Driving on country roads is enjoyable and can also provide time for some reflection. Such an opportunity this week allowed me to consider the learning my younger son has been undertaking in sitting his VCE exams and by extrapolation, the learning that our Year 12 students may also have been doing over the last week or so.
The VCE exams are set by the State to test our students’ learning in their academic subjects. This is useful and an important task of itself and personal best academic results are our goal as individuals (students), our wish for our children as parents, as teachers and as a school.
It has been interesting to observe as well as support my son on these exams days and the time leading up to them, as he has come to terms with the inevitability of their occurrence (I suspect there were times that he wished that it might all be a bad nightmare), the finality of concluding school (a sad time for a young man who has always loved the social interaction and range of activities at school), the fear of possible failure, of the future and not being quite sure of what he wishes to do (career) in the years to come.
My thoughts as we rolled along country roads were that our Year 12 students learn much from their VCE exams if they are approached positively. There is the obvious result of a clear indication of their knowledge in their respective subjects, but there is much more.
Nearly everybody gets stressed by exams, even those looking as ‘cool as a cucumber’. We all feel pressure to some extent. Stress reactions are a normal mind and bodily reaction to pressure and if handled correctly help you perform at your best.
Writing down your fears, even speaking them out loud to yourself or discussing them with a trusted person helps. Understanding your fears places them in perspective.
In an exam, focussing on the moment is important: answer the next question. Living in the ‘now’ is an important mental skill to develop. Learning to manage physical aspects of stress is useful. Slowing breath is useful, especially breathing out slowly and then learning to stand tall and act confidently: this sends positive physical messages to our brain.
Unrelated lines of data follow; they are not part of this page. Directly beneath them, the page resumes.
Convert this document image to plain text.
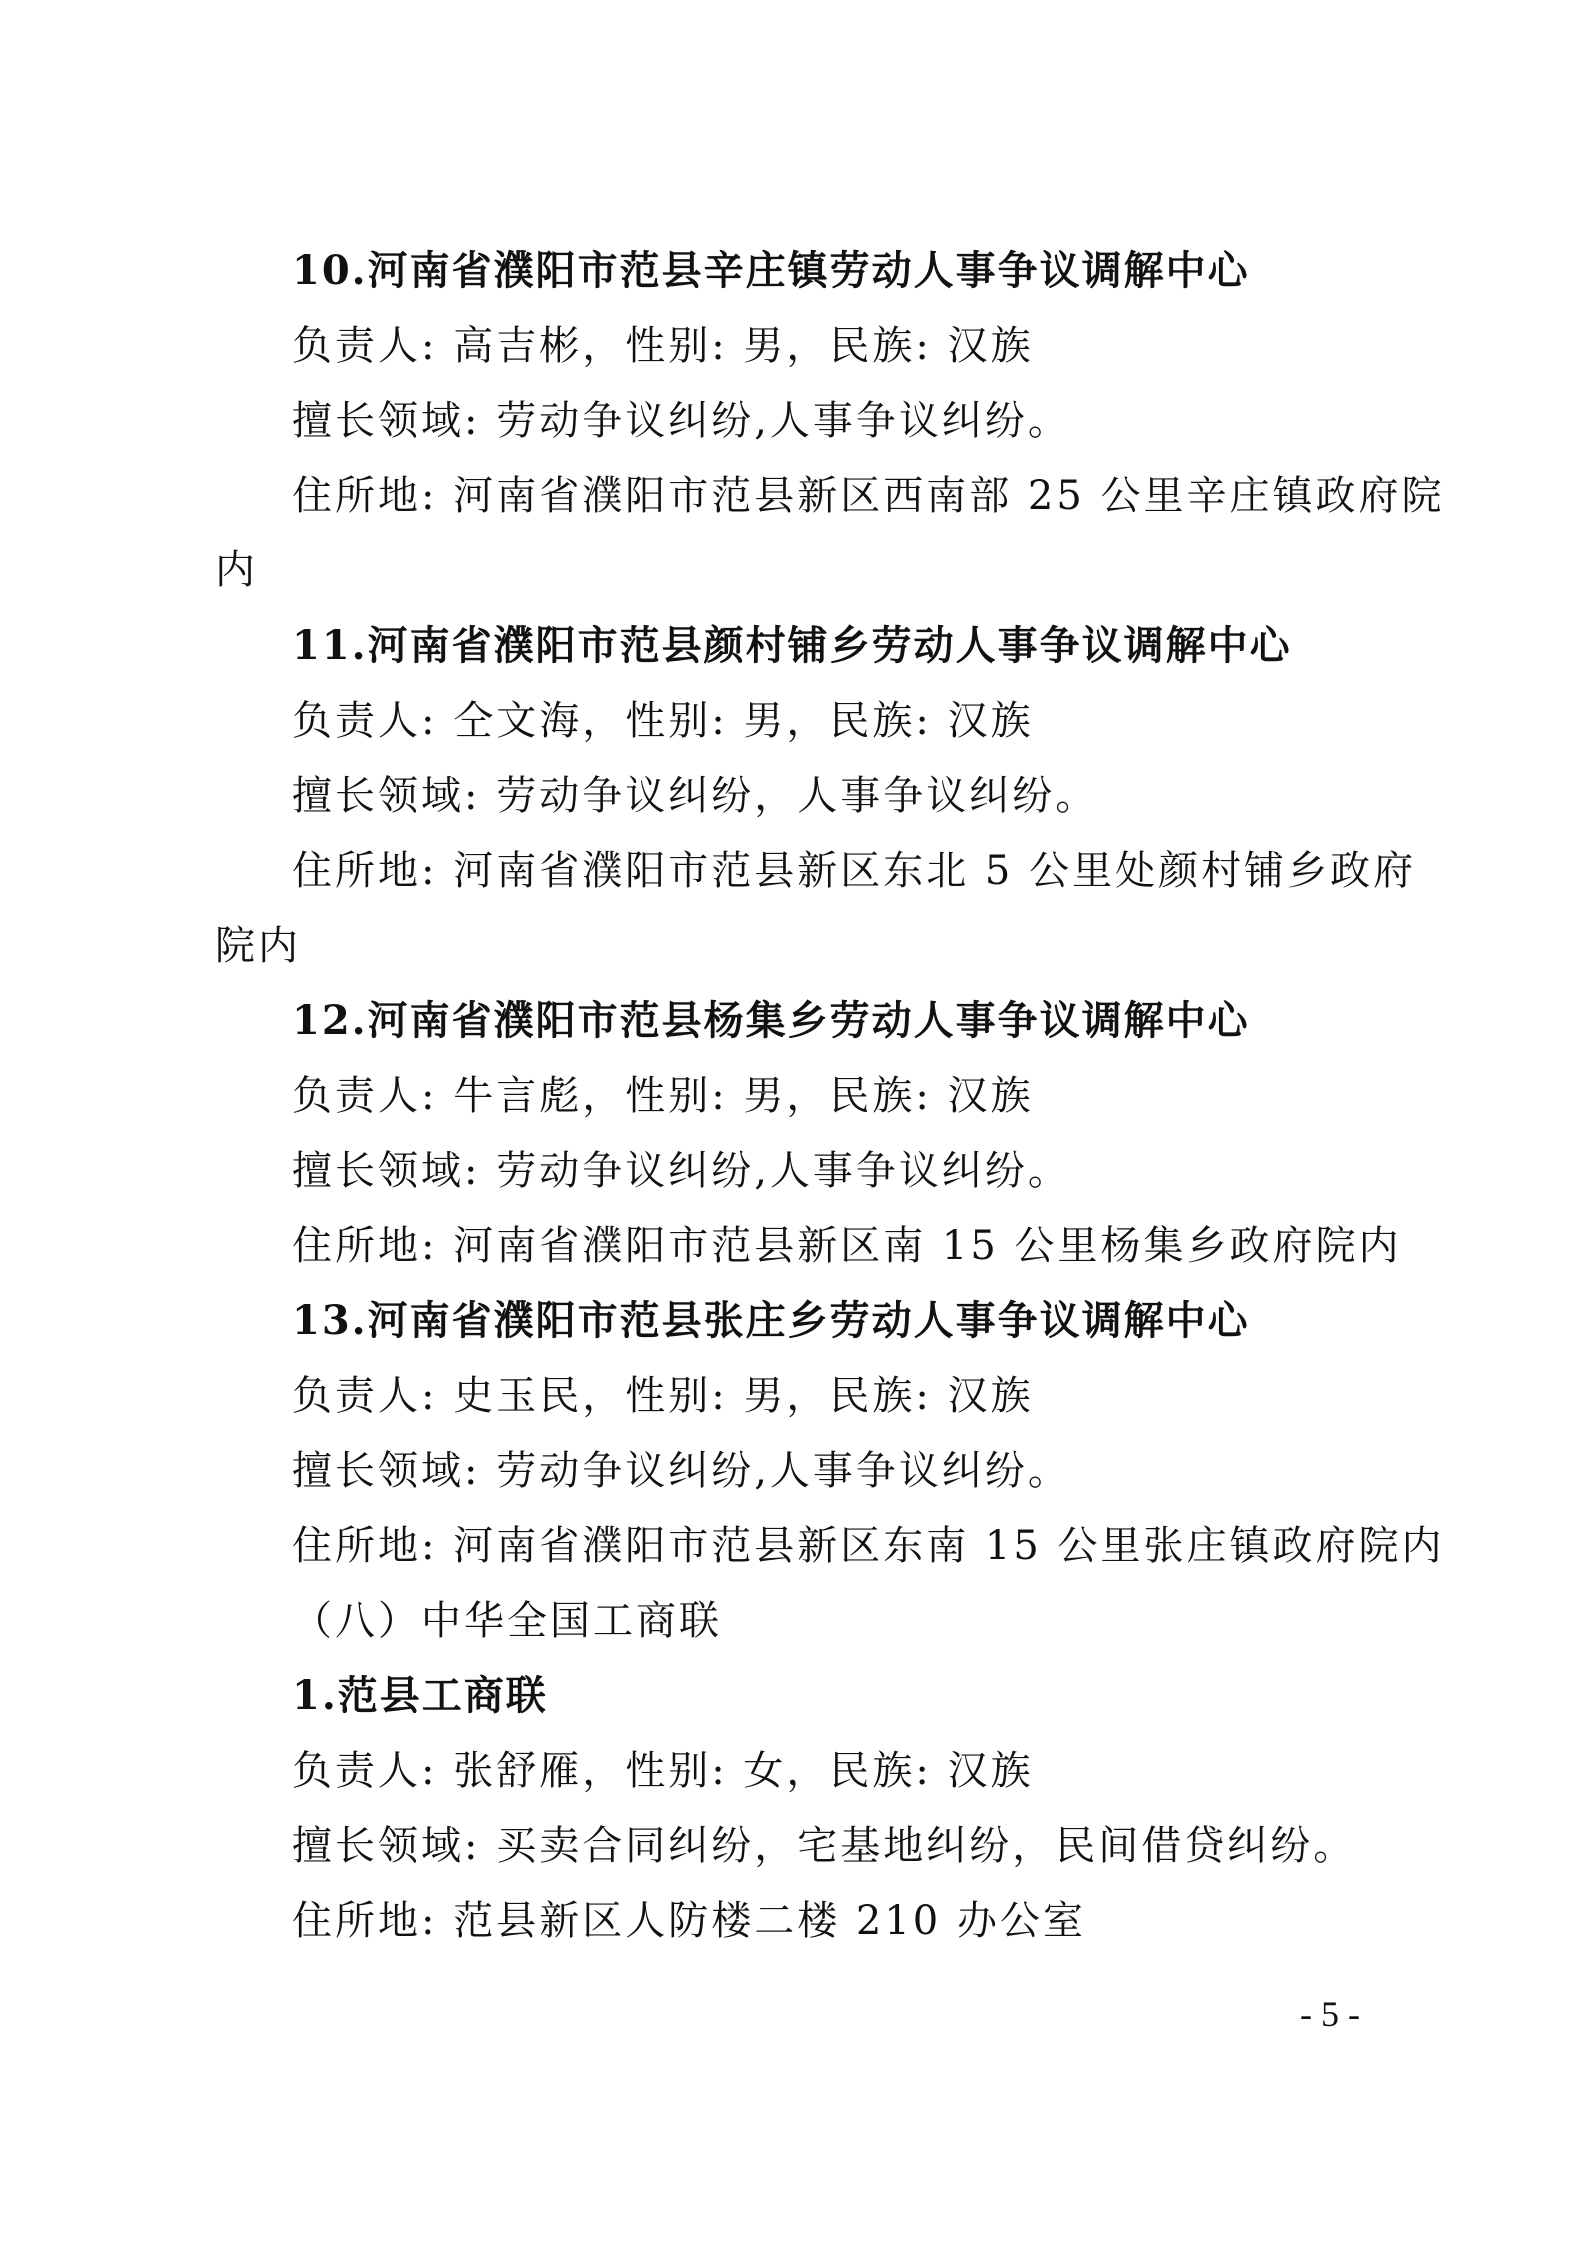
10.河南省濮阳市范县辛庄镇劳动人事争议调解中心
负责人: 高吉彬，性别: 男，民族: 汉族
擅长领域: 劳动争议纠纷,人事争议纠纷。
住所地: 河南省濮阳市范县新区西南部 25 公里辛庄镇政府院
内
11.河南省濮阳市范县颜村铺乡劳动人事争议调解中心
负责人: 仝文海，性别: 男，民族: 汉族
擅长领域: 劳动争议纠纷，人事争议纠纷。
住所地: 河南省濮阳市范县新区东北 5 公里处颜村铺乡政府
院内
12.河南省濮阳市范县杨集乡劳动人事争议调解中心
负责人: 牛言彪，性别: 男，民族: 汉族
擅长领域: 劳动争议纠纷,人事争议纠纷。
住所地: 河南省濮阳市范县新区南 15 公里杨集乡政府院内
13.河南省濮阳市范县张庄乡劳动人事争议调解中心
负责人: 史玉民，性别: 男，民族: 汉族
擅长领域: 劳动争议纠纷,人事争议纠纷。
住所地: 河南省濮阳市范县新区东南 15 公里张庄镇政府院内
（八）中华全国工商联
1.范县工商联
负责人: 张舒雁，性别: 女，民族: 汉族
擅长领域: 买卖合同纠纷，宅基地纠纷，民间借贷纠纷。
住所地: 范县新区人防楼二楼 210 办公室
- 5 -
Chewing on something also helps, but is not always possible or allowed. Chewing something sends a message to your body that the situation must be OK if you can stop to eat something.
But perhaps the best way to manage stress reactions and an important lesson to learn is the power of the five P’s: Perfect preparation predicts powerful performance.
More on how to manage stress in exams can be found at Andrew Fuller’s LinkedIn post. Andrew is the psychologist advising Resilient Youth Australia, who designs and manages the wellbeing surveys we use with students each year.
There is lots of learning to do in an exam situation, apart from the obvious. It is about staying focussed on your child, our student as a whole person, not just the academic knowledge.
PS. Our country drive was a great day out and my younger son’s VCE results will be what they will be. He has also taken on a challenge that caused him considerable fear and anxiety prior to the event and he has come through, having learned about himself as a person.